Les forêts d'autrefois au Nouveau-Brunswick

Introduction

La richesse des forêts du Nouveau-Brunswick est mise en évidence depuis plus de 200 ans. Le 19e siècle correspond à une période marquante du développement de l'exportation du bois vers l'Angleterre et la grande activité de construction navale dans les chantiers maritimes du Nouveau-Brunswick. Par contre, au début du 20e siècle, c'est plutôt l'établissement vigoureux des usines de pâtes et papiers un peu partout sur le territoire qui a été marquant dans l'économie de la province.

Le territoire forestier

En sachant qu'au début du 21e siècle le Nouveau-Brunswick est à 85 % couvert de forêt, il est facile d'imaginer l'importance du couvert forestier il y a 200 ou 250 ans. C'était à l'époque où l'agriculture n'était pas développée et où les résidents encore bien peu nombreux avaient des besoins très limités en bois.

La province se trouvait dans la région forestière de l'Amérique du Nord où le pin blanc dominait. Il y avait aussi de la pruche, de l'épinette, du bouleau, du frêne, de l'érable, du cèdre et d'autres essences. Ces immenses forêts étaient " les forêts du Roi " qui sont devenues " les terres de la Couronne " lorsque l'Angleterre en a transféré la responsabilité à la province au 19e siècle.

L'Angleterre se réservait le pin blanc pour la construction navale en plein essor.
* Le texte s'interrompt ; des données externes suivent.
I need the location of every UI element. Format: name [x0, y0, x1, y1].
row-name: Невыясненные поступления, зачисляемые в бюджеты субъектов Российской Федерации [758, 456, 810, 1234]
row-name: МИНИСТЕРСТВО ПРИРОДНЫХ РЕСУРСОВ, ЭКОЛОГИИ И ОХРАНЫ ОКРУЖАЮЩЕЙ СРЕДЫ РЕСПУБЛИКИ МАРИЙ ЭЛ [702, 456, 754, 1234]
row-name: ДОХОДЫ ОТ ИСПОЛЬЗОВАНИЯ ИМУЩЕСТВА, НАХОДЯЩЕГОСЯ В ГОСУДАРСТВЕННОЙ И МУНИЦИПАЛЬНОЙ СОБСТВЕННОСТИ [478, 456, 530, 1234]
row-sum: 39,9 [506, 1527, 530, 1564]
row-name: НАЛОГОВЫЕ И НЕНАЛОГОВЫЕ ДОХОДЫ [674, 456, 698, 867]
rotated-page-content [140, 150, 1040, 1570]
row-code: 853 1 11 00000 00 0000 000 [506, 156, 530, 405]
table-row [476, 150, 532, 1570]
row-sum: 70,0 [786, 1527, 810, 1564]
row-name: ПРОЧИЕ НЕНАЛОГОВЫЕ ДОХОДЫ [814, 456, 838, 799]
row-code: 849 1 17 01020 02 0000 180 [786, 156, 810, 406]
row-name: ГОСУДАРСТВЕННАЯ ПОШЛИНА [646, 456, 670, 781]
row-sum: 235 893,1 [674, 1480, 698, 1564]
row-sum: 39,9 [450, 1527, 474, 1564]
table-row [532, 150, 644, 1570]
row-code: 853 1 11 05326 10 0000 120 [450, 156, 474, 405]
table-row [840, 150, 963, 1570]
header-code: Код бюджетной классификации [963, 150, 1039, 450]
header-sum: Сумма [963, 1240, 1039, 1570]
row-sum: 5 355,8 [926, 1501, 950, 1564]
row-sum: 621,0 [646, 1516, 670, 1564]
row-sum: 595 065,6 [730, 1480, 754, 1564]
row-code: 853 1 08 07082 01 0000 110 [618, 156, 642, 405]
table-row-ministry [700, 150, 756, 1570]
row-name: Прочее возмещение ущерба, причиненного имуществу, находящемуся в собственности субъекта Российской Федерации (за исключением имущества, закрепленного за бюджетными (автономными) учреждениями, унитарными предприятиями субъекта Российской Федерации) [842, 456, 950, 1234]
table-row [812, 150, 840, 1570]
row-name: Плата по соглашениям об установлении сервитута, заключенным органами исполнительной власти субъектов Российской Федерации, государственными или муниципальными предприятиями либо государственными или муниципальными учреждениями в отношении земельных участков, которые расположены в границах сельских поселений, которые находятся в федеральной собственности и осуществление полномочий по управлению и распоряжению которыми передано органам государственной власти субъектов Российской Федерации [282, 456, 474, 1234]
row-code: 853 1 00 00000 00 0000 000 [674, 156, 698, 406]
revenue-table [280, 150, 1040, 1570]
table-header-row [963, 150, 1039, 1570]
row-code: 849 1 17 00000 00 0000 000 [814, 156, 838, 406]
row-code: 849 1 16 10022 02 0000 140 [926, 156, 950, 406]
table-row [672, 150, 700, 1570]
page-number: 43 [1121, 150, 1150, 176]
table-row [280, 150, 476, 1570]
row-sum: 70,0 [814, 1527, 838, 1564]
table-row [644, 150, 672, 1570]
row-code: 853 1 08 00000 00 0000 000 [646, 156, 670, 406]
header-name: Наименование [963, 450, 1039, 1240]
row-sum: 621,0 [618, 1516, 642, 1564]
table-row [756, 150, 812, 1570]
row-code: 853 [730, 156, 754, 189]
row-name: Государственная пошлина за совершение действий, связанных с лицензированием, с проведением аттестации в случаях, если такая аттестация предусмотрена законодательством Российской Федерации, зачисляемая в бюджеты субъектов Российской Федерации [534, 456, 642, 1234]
Les spécimens d'arbres préférés avaient 30,5 mètres et plus de hauteur et au moins 1,5 mètres de diamètres à la base. Ils servaient en particulier à fabriquer les mâts, les beauprés et les vergues des bateaux britanniques et aussi à construire des édifices et des maisons. Le Nouveau-Brunswick est devenu un grand fournisseur de l'Angleterre en bois, en pin et en épinette, entre autres, a mesure qu'a progressé le 19e siècle.

Le sud et le sud-est du Nouveau-Brunswick ont fourni beaucoup d'arbres pour la construction navale britannique. Le comté de Charlotte était en tête d'exploitation au tout début. Le pin blanc était aussi exploité aux abords du fleuve Saint Jean à la hauteur d'Oromocto et en haut de Fredericton vers la rivière Tobique, ainsi que dans les régions du comté de Westmorland et de Miramichi.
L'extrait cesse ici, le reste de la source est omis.